The 90 or so academies in schools across Pennsylvania have put 11,000 students through the Cisco program, including Jon Strine, 24, systems engineer at The Patriot-News. Strine went through four semesters of the academy at Carlisle High School, graduating in 2000.

"For me, it was the first entry into data networking at a deeper level," he said. "I fell in love with data networking. It opened up a lot of doors."

Abner Vargas, 22, came to the U.S. from the Dominican Republic when he was 11. He just graduated from Harrisburg University and has gone to work for Highmark, for whom he interned while he was working toward his computer science certification.

"I am working on Highmark's legacy modernization program, which means basically that I am helping to modernize their system, and automating some of the processes," Vargas said.

He said there is clearly a shortage of people trained in the computer sciences and technology.

"We have some contractors from other countries working here now, because there aren't enough trained people over here to do everything they need done," he said.

He added that bringing engineers and other technical people from overseas to work is expensive, time-consuming and requires whole forests of paper work.

"They would much rather have people from here. But there has been a real shortage in the past few years," Vargas said.
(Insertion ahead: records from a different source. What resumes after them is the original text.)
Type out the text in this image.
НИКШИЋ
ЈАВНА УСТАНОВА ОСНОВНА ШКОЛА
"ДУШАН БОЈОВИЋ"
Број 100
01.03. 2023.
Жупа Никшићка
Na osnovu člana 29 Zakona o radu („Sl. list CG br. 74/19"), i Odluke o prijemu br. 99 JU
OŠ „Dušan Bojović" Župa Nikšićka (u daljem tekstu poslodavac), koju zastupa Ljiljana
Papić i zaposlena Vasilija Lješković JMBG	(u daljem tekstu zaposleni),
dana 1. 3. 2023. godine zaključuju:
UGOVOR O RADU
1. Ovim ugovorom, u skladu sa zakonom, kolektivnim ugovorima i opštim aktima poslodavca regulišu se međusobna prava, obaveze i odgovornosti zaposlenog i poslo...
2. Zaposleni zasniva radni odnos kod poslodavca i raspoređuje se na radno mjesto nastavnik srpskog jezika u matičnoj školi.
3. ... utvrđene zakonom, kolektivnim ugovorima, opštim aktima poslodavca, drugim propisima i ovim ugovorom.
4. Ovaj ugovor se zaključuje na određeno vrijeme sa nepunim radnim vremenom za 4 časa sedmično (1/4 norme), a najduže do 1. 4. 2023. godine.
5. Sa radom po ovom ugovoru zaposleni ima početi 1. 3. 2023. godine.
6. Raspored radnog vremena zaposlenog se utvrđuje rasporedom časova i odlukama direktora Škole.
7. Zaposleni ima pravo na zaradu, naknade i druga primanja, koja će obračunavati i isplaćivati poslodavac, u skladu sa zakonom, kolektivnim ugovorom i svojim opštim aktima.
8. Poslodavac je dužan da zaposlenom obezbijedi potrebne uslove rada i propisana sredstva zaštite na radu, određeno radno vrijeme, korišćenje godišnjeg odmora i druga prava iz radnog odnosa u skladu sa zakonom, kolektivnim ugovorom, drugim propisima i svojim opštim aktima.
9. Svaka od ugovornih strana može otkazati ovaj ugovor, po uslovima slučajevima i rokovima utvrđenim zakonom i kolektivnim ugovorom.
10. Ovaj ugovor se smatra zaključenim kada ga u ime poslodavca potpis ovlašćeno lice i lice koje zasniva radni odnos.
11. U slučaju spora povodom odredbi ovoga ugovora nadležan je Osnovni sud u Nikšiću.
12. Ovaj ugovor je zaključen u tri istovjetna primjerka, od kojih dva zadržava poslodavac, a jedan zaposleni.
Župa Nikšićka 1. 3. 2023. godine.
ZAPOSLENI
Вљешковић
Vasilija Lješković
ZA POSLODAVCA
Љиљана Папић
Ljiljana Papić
According to figures provided by the Pennsylvania Department of Labor and Industry, a software engineer in the commonwealth can earn between $55,000 and $96,000 annually.

A computer support specialist can make between $28,000 and $48,000, and a network administrator from $41,000 to $78,000.

The industry has been working for some time to boost interest in students in the science, technology, engineering and mathematics courses network professionals need. But Hutchens said there is no easy answer as to how to get that done.

Hutchens said incoming students could use a better math background in high school. He said his department even visits middle schools to spur interest among students. At the college, he tells students there are jobs everywhere.

At Shippensburg, Wellington said, there are usually 25 to 50 graduating with a degree in computer science.

"Everyone who graduated who wanted a job had a job," she said, with many in the midstate. "Students need to know computer science is fun."